A l’issue des débats, la présidente a indiqué que le jugement, après qu’il en ait délibéré conformément à la loi, serait rendu par mise à disposition au greffe le 03 septembre 2025.
Signé par Marion LAGAILLARDE, présidente et Lydie BERENGUIER, greffier présent lors du prononcé.
DEMANDEUR :
Monsieur [T] [C]
né le [Date naissance 1] 1977 à [Localité 8], de nationalité Française,
demeurant [Adresse 2]
représenté par Me Thierry CABELLO, avocat au barreau de TOULON substitué par Me Laurent GOUINGUENE, avocat au barreau de TOULON
DÉFENDEURS :
GROUPAMA RHONE ALPES AUVERGNE
prise en la personne de son représentant légal
sis au siège social [Adresse 4]
représentée par Me Pascale PALANDRI, avocat au barreau de DRAGUIGNAN substituée par Me Sylvie LANTELME, avocat au barreau de TOULON
L’ETAT FRANÇAIS – MINISTÈRE DE L’ECONOMIE ET DES FINANCES – DIRECTION DES AFFAIRES JURIDIQUES
pris en la personne de Madame l’Agent Judiciaire de l’Etat
dont le siège social est sis [Adresse 6]
défaillant
…/…
Grosses délivrées le :
à :
Me Thierry CABELLO – 0039
…/…
La CPAM DU VAR
prise en la personne de son représentant légal
sis au siège social [Adresse 3]
défaillante
La Mutuelle HARMONIE FONCTION PUBLIQUE
prise en la personne de son représentant légal
sis au siège social [Adresse 5]
défaillante
*
* *
EXPOSE DU LITIGE
[T] [C] a été victime d’un accident de la circulation 5 août 2021 à [Localité 7] en qualité de piéton, dans lequel est impliqué un véhicule conduit par [P] [D], assuré par GROUPAMA RHÔNE ALPES AUVERGNE, et a subi des dommages corporels.

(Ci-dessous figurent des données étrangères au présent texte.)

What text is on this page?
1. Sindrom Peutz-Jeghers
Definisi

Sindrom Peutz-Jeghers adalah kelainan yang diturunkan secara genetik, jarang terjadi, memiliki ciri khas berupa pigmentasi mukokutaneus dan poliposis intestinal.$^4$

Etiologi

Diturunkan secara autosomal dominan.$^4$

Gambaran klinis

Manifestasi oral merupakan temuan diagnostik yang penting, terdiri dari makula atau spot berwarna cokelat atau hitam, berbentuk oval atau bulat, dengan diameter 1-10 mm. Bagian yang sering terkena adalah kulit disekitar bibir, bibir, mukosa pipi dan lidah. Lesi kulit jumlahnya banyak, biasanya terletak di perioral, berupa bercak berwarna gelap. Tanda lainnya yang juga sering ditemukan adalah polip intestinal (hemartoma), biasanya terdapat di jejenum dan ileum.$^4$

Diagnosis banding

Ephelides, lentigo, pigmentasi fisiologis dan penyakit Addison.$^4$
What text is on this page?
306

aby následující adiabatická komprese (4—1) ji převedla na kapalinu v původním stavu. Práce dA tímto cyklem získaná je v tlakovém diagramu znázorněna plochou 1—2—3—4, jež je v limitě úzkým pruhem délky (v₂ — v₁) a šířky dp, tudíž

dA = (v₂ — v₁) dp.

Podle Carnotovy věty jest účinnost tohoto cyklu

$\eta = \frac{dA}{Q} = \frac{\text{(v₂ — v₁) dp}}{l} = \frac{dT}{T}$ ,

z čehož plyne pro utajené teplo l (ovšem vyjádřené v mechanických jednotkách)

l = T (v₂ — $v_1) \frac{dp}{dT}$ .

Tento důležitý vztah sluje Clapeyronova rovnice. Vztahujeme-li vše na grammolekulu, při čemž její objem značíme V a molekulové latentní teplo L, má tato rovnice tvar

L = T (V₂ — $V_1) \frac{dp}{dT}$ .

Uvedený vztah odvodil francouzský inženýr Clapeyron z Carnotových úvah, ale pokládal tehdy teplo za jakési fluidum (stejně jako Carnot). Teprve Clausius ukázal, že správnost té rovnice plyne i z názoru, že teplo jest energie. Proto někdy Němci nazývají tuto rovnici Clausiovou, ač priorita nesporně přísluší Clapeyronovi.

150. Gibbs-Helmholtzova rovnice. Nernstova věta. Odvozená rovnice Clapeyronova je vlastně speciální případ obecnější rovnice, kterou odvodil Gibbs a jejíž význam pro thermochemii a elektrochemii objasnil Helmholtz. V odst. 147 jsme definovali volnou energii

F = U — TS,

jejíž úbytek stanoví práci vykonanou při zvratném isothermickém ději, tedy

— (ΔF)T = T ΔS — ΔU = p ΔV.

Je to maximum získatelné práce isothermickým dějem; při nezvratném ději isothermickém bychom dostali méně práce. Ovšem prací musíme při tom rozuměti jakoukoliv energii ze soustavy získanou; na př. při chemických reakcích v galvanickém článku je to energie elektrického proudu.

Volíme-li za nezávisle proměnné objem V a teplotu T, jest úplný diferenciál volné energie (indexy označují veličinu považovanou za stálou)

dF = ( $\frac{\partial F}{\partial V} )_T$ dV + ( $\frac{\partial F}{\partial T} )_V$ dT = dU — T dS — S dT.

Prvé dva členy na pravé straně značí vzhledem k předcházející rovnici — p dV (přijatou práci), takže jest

L’assureur a mis en œuvre une expertise amiable, dont rapport du Docteur [E].
Suivant ordonnance de référé du 5 mai 2023, GROUPAMA RHÔNE ALPES AUVERGNE a été condamnée à verser une provision de 2000 euros, et le Docteur [L] a été désigné aux fins d’expertise médicale judiciaire, dont rapport en date du 14 septembre 2023, et conclusions comme suit :
Date accident 05.08.2021
Arrêt de travail Durant 64 jours :
Déficit fonctionnel temporaire à 10% Du 05.08.2021 au 03.08.2022
Souffrances endurées 2/7
Consolidation 04.08.2022
Déficit fonctionnel permanent 2%
Préjudice d’agrément Mr [C] allègue une limitation de ses activités de loisirs (VTT et percussion) sans cause médicalement objectivable
Entendant obtenir réparation de son préjudice corporel sur le fondement de la loi du 5 juillet 1985, [T] [C] fait assigner par actes des 8 et 18 avril 2024, l’assureur GROUPAMA RHÔNE ALPES AUVERGNE, la CPAM du Var, l’ETAT FRANCAIS et la MUTUELLE HARMONIE FONCTION PUBLIQUE devant le Tribunal judiciaire de Toulon.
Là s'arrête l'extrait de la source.